Publications

Publication details [#51011]

Merrill, Christi Ann. 2022. Oral Literature from an Indian Vernacular: translating Chouboli and the cross-dressed storyteller from Rajasthani. In Baer, Brian James and Michelle Woods, eds. Teaching Literature in Translation: pedagogical contexts and reading practices. London: Routledge. pp. 73–82. URL

Abstract

In this chapter, Merrill compares her translation of Detha’s published version of the traditional Rajasthani storytelling cycle “Chouboli” with other oral and written versions. The frame story features a princess who has taken a vow of silence: she will not marry until she finds a suitor who can make her speak. Detha adapted an oral version to weave a complex plot in which a young, rebellious, female protagonist dresses in drag to seduce the princess with her-as-his stories and, through the telling, convinces her to marry her-as-him.
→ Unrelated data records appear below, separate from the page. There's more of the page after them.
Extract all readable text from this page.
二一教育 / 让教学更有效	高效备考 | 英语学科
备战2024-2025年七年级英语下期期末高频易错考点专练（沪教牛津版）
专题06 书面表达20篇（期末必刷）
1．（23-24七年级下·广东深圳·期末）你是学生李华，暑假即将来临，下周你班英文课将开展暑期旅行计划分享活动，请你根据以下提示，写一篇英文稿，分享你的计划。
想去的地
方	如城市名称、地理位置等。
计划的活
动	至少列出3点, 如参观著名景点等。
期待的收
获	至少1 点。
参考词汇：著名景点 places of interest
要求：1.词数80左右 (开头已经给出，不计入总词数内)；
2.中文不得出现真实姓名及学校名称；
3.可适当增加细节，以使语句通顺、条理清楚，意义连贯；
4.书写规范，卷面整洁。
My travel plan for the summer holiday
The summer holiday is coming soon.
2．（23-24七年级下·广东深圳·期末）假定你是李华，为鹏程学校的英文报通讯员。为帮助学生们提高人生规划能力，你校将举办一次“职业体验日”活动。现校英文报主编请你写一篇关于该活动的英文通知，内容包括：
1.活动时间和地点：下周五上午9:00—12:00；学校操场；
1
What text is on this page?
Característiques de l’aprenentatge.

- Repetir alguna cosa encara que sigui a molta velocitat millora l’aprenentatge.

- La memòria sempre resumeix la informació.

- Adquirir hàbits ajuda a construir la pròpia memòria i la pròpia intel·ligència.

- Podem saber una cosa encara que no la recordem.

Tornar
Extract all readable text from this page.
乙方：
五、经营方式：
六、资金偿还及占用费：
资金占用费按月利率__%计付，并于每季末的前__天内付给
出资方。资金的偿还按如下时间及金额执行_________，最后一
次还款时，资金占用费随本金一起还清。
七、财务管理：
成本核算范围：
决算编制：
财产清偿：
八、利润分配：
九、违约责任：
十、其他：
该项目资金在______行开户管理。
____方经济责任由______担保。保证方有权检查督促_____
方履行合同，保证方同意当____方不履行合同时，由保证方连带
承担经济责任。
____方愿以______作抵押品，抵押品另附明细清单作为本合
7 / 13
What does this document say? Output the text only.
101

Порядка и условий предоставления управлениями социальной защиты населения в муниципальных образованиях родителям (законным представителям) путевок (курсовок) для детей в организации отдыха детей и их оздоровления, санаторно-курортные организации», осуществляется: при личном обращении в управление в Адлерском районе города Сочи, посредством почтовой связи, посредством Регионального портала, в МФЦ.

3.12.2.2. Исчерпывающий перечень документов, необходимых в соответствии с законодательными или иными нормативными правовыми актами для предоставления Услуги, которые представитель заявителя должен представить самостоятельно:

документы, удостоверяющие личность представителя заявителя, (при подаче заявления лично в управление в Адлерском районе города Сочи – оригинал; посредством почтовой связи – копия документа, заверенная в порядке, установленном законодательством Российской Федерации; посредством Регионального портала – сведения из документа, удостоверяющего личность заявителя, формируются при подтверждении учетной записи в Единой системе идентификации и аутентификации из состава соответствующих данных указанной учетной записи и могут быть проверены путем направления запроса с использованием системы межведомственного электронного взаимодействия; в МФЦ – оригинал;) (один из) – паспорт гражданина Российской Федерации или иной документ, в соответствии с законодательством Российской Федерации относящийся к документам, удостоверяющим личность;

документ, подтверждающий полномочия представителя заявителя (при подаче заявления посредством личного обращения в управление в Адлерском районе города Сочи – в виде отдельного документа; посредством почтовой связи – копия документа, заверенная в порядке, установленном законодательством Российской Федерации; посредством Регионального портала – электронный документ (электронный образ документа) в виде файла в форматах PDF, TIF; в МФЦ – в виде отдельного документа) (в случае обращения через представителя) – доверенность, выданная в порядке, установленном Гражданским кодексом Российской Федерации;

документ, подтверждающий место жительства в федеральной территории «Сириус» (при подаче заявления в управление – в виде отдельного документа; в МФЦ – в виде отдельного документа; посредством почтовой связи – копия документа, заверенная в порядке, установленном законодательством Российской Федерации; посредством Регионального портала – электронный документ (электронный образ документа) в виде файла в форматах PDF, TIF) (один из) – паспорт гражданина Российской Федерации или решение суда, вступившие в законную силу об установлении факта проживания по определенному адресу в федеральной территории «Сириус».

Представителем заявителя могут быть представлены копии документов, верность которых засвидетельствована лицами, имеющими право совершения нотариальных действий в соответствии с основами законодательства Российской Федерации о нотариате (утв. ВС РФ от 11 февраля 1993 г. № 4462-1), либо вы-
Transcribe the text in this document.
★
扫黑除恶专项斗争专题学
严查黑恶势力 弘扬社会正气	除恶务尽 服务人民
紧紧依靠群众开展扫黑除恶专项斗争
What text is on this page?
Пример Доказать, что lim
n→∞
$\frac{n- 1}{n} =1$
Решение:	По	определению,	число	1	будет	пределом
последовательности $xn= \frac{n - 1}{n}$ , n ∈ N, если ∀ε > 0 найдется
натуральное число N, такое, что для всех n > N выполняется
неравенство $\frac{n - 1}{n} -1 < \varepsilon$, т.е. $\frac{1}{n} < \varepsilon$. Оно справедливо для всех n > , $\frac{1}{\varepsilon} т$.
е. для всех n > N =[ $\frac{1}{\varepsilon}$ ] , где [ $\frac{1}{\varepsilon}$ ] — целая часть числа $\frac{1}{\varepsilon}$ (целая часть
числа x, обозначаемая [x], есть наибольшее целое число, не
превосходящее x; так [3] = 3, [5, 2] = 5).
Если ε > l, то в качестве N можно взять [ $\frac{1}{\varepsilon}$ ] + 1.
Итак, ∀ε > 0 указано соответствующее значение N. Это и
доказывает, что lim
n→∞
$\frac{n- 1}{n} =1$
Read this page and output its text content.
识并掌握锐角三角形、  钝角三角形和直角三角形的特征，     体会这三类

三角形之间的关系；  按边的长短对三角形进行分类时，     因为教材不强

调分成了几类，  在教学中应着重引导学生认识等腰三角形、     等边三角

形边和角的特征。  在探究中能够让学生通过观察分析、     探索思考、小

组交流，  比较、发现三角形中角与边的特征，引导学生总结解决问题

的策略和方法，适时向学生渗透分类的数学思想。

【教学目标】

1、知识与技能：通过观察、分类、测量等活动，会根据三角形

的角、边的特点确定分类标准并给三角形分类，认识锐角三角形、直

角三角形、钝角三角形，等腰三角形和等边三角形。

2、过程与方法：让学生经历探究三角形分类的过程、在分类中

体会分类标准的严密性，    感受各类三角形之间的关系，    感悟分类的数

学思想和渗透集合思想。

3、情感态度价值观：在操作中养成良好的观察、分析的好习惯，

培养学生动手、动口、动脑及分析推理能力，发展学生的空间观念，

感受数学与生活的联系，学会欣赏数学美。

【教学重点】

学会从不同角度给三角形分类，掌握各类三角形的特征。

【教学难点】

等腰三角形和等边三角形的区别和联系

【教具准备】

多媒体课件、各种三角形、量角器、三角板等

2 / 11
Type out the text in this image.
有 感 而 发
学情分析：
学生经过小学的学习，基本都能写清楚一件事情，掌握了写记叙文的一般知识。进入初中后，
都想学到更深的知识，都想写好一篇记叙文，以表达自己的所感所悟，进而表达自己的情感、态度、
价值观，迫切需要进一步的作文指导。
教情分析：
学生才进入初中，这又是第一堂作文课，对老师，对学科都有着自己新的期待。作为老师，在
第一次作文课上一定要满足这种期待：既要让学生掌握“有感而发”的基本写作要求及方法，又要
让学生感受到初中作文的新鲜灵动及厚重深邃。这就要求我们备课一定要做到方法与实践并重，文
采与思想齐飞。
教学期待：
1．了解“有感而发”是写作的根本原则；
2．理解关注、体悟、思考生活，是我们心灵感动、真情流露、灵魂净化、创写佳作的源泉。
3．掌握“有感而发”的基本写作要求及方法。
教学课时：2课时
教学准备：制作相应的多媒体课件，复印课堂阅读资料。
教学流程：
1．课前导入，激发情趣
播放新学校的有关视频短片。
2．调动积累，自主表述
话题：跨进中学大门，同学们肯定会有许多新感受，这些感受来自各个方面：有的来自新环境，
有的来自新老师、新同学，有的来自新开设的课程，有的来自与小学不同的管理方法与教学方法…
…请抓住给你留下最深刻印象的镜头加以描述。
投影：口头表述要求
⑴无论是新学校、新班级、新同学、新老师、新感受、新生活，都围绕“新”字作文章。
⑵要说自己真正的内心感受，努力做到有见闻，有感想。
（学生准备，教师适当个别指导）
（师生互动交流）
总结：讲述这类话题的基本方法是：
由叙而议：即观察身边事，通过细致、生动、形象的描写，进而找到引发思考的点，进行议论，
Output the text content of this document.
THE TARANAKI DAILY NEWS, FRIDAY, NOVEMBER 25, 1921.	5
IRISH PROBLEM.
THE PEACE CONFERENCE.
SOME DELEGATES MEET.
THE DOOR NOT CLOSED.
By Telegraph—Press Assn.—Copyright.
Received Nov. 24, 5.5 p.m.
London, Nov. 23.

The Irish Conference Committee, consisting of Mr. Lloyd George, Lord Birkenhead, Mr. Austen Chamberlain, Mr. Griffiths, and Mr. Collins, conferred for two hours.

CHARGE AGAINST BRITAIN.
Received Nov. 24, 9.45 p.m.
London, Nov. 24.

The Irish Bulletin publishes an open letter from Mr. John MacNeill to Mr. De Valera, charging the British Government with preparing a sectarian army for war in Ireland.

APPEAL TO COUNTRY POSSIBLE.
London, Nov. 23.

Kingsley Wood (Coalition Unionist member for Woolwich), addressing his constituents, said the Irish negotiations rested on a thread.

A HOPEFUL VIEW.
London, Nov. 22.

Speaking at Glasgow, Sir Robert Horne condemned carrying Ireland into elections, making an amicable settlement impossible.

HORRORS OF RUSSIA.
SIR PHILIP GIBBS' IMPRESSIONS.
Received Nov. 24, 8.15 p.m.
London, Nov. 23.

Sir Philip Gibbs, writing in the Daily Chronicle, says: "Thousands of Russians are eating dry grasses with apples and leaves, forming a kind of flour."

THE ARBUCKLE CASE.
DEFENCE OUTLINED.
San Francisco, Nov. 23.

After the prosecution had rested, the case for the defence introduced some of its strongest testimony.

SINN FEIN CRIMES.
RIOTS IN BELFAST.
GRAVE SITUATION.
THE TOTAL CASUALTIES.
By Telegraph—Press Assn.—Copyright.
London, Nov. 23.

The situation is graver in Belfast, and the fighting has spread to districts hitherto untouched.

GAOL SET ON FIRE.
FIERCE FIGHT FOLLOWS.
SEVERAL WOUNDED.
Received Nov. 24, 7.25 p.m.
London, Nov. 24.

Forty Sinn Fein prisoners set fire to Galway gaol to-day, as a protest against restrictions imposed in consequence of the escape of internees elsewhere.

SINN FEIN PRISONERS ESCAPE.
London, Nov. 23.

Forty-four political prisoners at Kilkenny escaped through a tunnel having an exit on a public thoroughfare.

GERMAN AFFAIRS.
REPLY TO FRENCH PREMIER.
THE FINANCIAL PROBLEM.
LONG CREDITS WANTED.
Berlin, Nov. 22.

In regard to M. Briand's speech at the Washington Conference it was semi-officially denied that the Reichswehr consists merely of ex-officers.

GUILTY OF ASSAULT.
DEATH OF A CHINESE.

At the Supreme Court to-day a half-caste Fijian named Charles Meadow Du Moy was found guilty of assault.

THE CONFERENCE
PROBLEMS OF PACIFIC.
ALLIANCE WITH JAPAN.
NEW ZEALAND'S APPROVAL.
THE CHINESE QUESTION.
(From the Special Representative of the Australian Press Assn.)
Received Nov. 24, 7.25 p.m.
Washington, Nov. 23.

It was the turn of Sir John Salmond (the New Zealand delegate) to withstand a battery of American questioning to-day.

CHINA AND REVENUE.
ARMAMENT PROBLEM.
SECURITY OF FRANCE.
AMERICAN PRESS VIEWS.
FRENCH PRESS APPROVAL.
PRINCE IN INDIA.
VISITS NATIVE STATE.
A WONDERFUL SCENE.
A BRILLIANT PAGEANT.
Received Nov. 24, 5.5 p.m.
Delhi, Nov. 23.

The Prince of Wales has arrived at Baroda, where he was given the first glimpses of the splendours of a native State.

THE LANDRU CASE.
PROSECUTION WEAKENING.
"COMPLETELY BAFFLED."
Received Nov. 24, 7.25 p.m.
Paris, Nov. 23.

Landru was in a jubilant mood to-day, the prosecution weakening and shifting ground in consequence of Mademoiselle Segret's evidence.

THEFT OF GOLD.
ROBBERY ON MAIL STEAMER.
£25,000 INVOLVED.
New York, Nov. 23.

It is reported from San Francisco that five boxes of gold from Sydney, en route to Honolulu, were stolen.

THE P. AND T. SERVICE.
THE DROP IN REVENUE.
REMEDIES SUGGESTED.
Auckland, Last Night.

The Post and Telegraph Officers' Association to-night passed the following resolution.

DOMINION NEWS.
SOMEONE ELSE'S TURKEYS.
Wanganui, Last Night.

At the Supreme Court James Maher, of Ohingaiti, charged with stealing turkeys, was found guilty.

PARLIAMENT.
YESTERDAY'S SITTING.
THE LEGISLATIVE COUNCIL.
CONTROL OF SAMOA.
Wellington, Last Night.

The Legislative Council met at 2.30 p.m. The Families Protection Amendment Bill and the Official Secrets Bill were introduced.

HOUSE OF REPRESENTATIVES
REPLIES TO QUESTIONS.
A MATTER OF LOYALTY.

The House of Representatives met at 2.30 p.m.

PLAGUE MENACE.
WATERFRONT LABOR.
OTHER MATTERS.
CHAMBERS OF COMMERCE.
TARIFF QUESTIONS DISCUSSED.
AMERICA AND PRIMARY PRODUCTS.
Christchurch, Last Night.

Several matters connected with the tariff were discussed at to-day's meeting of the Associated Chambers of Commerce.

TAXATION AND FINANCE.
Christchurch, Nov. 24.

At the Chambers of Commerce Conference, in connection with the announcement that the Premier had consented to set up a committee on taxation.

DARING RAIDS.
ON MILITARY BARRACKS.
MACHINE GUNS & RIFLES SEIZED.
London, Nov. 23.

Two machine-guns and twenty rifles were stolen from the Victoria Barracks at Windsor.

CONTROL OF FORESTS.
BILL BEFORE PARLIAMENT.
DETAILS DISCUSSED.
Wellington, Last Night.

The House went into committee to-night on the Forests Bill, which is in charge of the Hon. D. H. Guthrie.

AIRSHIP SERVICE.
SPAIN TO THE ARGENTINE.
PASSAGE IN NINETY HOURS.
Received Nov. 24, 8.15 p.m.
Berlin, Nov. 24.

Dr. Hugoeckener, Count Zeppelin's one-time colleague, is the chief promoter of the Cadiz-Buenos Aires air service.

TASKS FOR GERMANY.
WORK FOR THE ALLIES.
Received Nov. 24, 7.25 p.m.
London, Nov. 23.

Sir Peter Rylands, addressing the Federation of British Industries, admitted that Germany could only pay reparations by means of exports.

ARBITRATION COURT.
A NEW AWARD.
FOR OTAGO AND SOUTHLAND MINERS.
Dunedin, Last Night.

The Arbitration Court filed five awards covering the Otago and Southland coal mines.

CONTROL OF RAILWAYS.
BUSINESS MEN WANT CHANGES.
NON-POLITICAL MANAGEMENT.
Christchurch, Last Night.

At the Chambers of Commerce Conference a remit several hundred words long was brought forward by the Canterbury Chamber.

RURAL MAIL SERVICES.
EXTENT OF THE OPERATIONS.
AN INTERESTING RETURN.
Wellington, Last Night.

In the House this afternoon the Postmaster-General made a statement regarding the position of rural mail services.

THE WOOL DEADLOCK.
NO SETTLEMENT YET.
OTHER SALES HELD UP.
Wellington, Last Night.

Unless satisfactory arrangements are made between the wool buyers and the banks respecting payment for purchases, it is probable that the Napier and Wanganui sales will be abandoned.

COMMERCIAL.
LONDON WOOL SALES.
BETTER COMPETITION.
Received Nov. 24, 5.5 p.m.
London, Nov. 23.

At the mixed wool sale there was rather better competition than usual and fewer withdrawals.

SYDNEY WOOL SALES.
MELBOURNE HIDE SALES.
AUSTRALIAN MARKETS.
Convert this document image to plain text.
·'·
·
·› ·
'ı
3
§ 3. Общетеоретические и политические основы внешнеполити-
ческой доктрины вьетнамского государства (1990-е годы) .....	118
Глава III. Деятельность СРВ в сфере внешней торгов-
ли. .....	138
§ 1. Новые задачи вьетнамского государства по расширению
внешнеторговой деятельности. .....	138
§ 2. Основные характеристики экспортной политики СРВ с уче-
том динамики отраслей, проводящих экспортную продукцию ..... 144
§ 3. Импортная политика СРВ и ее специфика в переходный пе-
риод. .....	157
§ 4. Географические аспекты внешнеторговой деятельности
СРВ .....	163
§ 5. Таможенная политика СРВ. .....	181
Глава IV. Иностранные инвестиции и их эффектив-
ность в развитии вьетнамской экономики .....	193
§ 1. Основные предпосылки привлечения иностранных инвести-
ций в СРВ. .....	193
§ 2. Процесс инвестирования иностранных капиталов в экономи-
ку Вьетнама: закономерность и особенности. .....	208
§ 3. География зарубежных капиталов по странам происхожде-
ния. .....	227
Merrill discusses passages from her translation of Detha’s “Chouboli” to argue that one needs to understand translations such as this not in the sense of translatus as a carrying across and thus tangible, but in the sense of the Hindi word for translation, anuvad, as a telling in turn. This performance-based understanding of translation offers a temporary sense of belonging that offers an answer to one of the riddles posed in the story: “To whom does ‘Chouboli’ belong?”